Advanced thank you for the one s who are willing to help me.
A manufacturer of CD-ROM drives claims that the player can spin the disc as frequently as 1200 revolutions per minute.
a. If spinning at this rate, what is the speed of the outer row of data on the disc; this row is located 5.6 cm from the center of the disc?
b. What is the acceleration of the outer row of data?
billrussell42
Favorite Answer
1200 rev/min x 1min/60s = 20 rev/s
circumference = 2πR = 2π5.6 = 35.19 cm, one rev
20 rev/s x 35.19 cm/rev = 703.7 cm/s = 7.037 m/s
acceleration (outward) at rim is a = rω² = V²/r
V is the tangental velocity in m/s
r is radius of circle in meters
ω is angular velocity in radians/sec
a is in m/s²
ω = 20 rev/s x 2π rad/rev = 125.7 rad/s
a = rω² = 0.056•125.7² = 884 m/s²
electron1
As the disk rotates one time an object on the outer row of data will move a distance that is equal to the circumference of a circle.

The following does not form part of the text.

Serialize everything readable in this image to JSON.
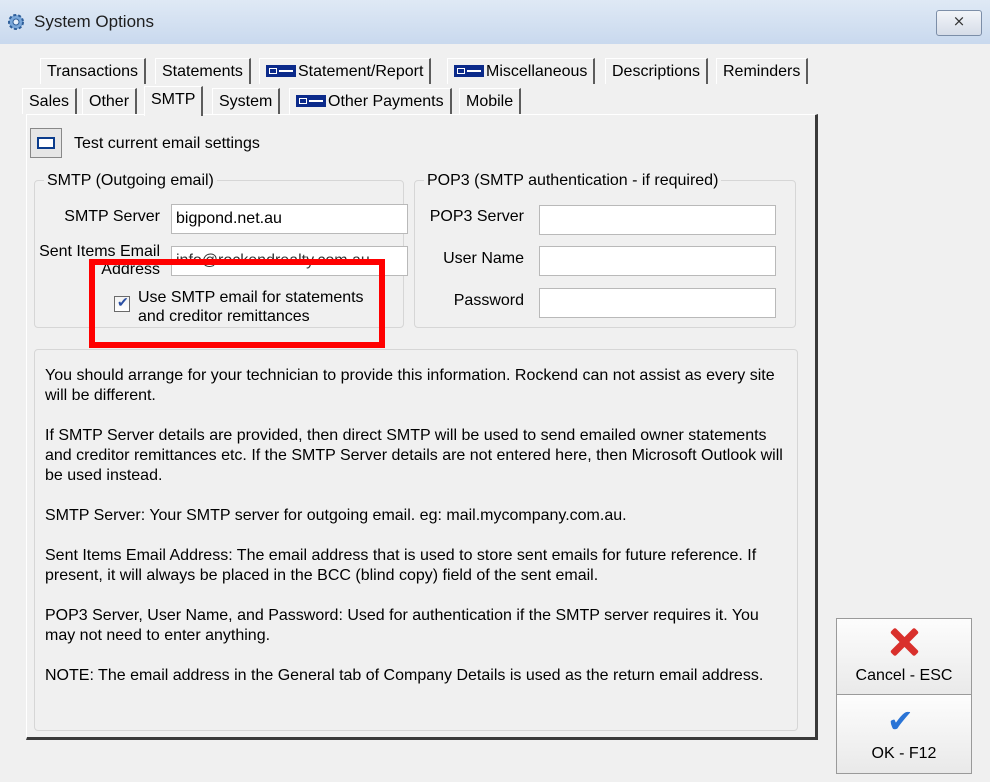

C = 2 * π * 0.056 = π * 0.112
The circumference of the circle is approximately 0.35 meters. The object moves 1200 times this distance in 60 seconds.
v = 1200 * π * 0.112 * π ÷ 60 = 2.24 * π
The velocity is approximately 7.04 m/s. Since the outer row of data is moving around a circle at a constant speed, it has centripetal acceleration.

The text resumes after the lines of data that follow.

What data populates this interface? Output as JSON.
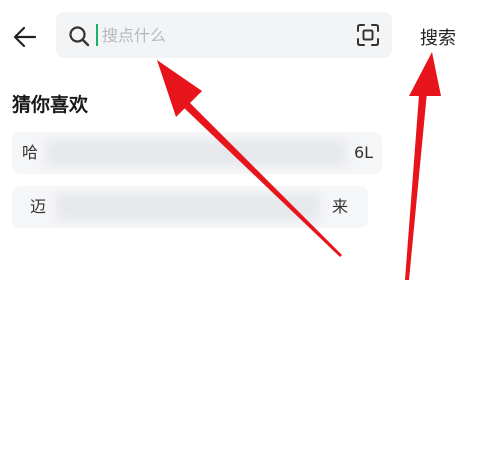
{
  "header": {
    "back_icon": "arrow-left-icon",
    "search": {
      "placeholder": "搜点什么",
      "value": "",
      "search_icon": "search-icon",
      "scan_icon": "scan-icon"
    },
    "search_button_label": "搜索"
  },
  "suggestions": {
    "title": "猜你喜欢",
    "items": [
      {
        "start": "哈",
        "end": "6L"
      },
      {
        "start": "迈",
        "end": "来"
      }
    ]
  },
  "colors": {
    "caret": "#16b36a",
    "annotation_arrow": "#e8141c",
    "chip_background": "#f5f6f8",
    "search_background": "#f3f4f6"
  }
}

a = v^2 ÷ r = 5.0176 * π^2 ÷ 0.056 = 89.6 * π^2
The centripetal acceleration is approximately 884 m/s^2. I hope this is helpful for you.
az_lender
(a) 1200 rev/min = 20 rev/sec.
(20 rev/s)*(2*pi*0.056 m/rev)
= maybe 7 m/s, use calculator.
(b) a = v^2/r, where r = 0.056m and v comes from part (a) above.
oldschool
V = ω*r = 1200rev/60s * 2πrad/rev *0.056 = 1.12m/s <<<<< a.
a = V²/r = 1.12²/0.056 = 22.4m/s² <<<<< b.